Monday, 6 January 2014

A "Questionable Analogy" paper

My last post referred to a paper which referenced:

I have some comments on that paper as well. I think it is a bad paper. The authors claim to have found:

key differences between the two domains that compromise, we think, the attempt to understand cultural evolution on par with genetic evolution.
The paper concludes:

This suggests that in each domain, specific cognitive mechanisms lead to the emergence of domain-specific cultural dynamics. There is therefore no particular reason to build models of cultural evolution based on an analogy with population genetics (Daly 1982).
It is true that there are domain-specific cultural dynamics. However, there are also domain-specific dynamics in the organic realm. That doesn't prevent models from population genetics being useful there. It seems to me that the merit of models based on techniques from population genetics in cultural evolution has been well established empirically over the last four decades. The authors don't really present a case which counters this large body of work.

Instead they focus on the issue of "Transmission Modes" - which they define as follows:

A central feature of population genetics is the reliance on the concept of transmission modes (TMs). A TM is a way in which genetic material is transmitted between individuals.

The authors claim in the abstract:

Modes of cultural transmission are, by analogy with modes of genetic transmission, ways in which cultural information is transmitted between individuals. Despite its importance across the behavioral sciences and for theories of cultural evolution, no attempts have been made, to our knowledge, to critically analyze this analogy. We here aim at such detailed comparison and show that the fundamental role of modes of transmission in biology results mainly from two properties of genetic transmission: (1) what is transmitted generally does not influence the way in which it is transmitted; (2) there is a limited number of simple and stable modes.
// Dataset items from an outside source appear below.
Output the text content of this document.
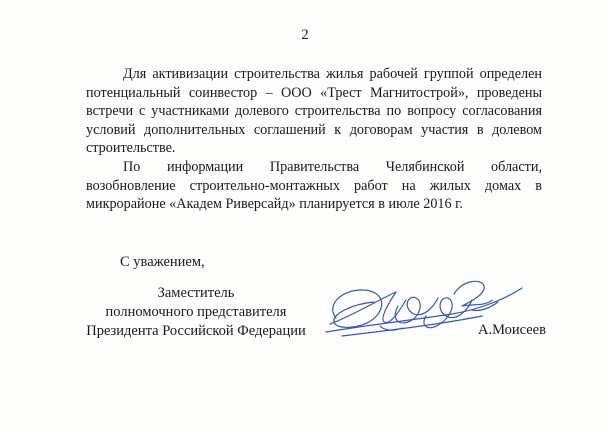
2

Для активизации строительства жилья рабочей группой определен потенциальный соинвестор – ООО «Трест Магнитострой», проведены встречи с участниками долевого строительства по вопросу согласования условий дополнительных соглашений к договорам участия в долевом строительстве.

По информации Правительства Челябинской области, возобновление строительно-монтажных работ на жилых домах в микрорайоне «Академ Риверсайд» планируется в июле 2016 г.

С уважением,
Заместитель
полномочного представителя
Президента Российской Федерации	А.Моисеев
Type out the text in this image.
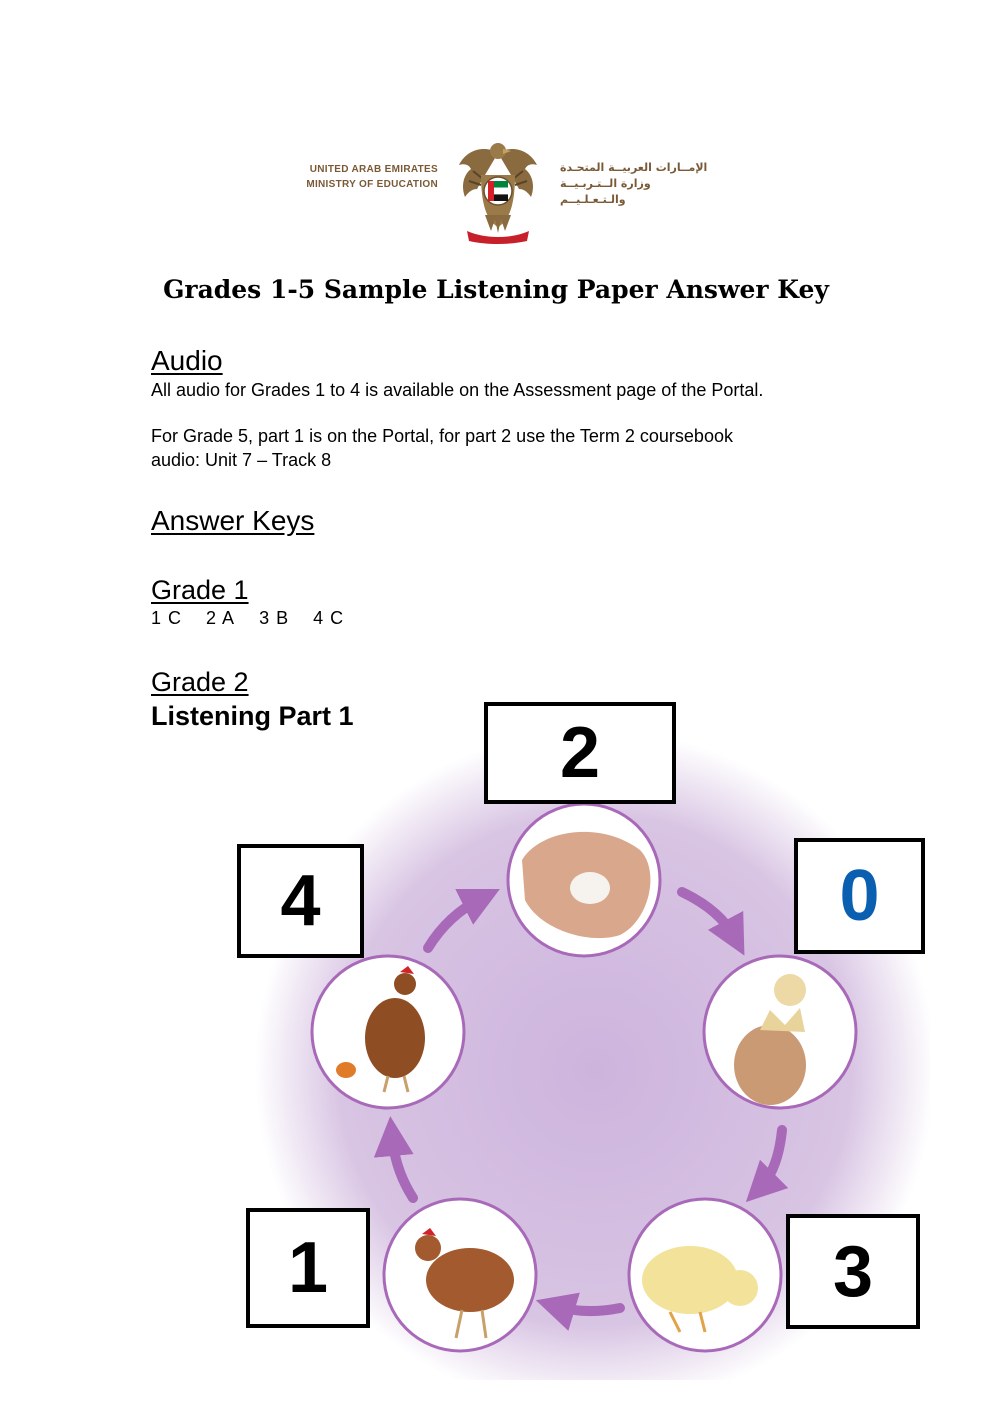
UNITED ARAB EMIRATES
MINISTRY OF EDUCATION
الإمــارات العربيــة المتحـدة
وزارة الــتـربـيــة والـتـعـلـيــم
Grades 1-5 Sample Listening Paper Answer Key
Audio
All audio for Grades 1 to 4 is available on the Assessment page of the Portal.
For Grade 5, part 1 is on the Portal, for part 2 use the Term 2 coursebook
audio: Unit 7 – Track 8
Answer Keys
Grade 1
1 C 2 A 3 B 4 C
Grade 2
Listening Part 1	2
0
3
1
4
However to my mind they fail to establish either of these points.

There are an enormous number of methods of transmission in the organic realm. Genes may be transmitted between individuals by sneezes, by sexual intercourse, by contaminated water, by blood transfusions, by biting insects - and so on and so forth. If you are classifying transmission methods into discrete "modes" and arguing that these differ in number in cultural and organic evolution, the you should present a classification scheme, and argue for its utility in both domains. However, the authors present no methodology for doing that. Also, few other authors do that: "transmission method" is a much more common phrase in genetics than "transmission mode" is - as can easily be seen by performing some searches.

Saying that a transmission mode is "a way in which genetic material is transmitted between individuals seems vague. Are mosquito bites and tick bites different "ways" of transmitting genetic material between individuals? Or is it one "way" - on the grounds that both are biting insects? Are coughing and sneezing different transmission modes? - or one mode? - on the grounds that both involve airborne particles. The authors don't say - and don't provide any way of answering such questions.

Since they don't defend a classification scheme for transmission methods, it seems to me that they have failed to substantiate their case that the organic realm features a limited number of simple and stable transmission modes. Looking at the range and diversity of transmission methods in the organic realm, this claim seems implausible to me.

Also in the organic realm, what is transmitted very often does influence the way in which it is transmitted. When a cold virus is transmitted, it makes the host sneeze. When a warts virus is transmitted it makes the host itch. When a stomach bug is transmitted, the host gets diarrhoea - and so on and so forth. Where there are multiple tranmission methods, mutations may alter the balance between them - showing that genetic control over the transmission method exists.

For me, these simple observations cause the whole thesis of the paper to collapse.

Interestingly, the paper describes itself in grandiose terms, saying:

This article therefore specifies the fundamental properties upon which the analogy between cultural and genetic transmission modes rest, suggests different interpretations of previous data, raises challenging modeling opportunities and develops a new hypothesis regarding the origin of the difference between biological and cultural transmission.

I think this captures some of the excitement of those who seek to characterize the differences between the cultural and organic realms. These explorers are seeking out new laws and new principles. However, step one for scientists is to familiarize yourself with the existing literature. Often, once you have done that, not everything looks quite so new and shiny. To me, many of the supposed innovations associated with cultural evolution fit into the category of phenomena that have already been characterized by evolutionists.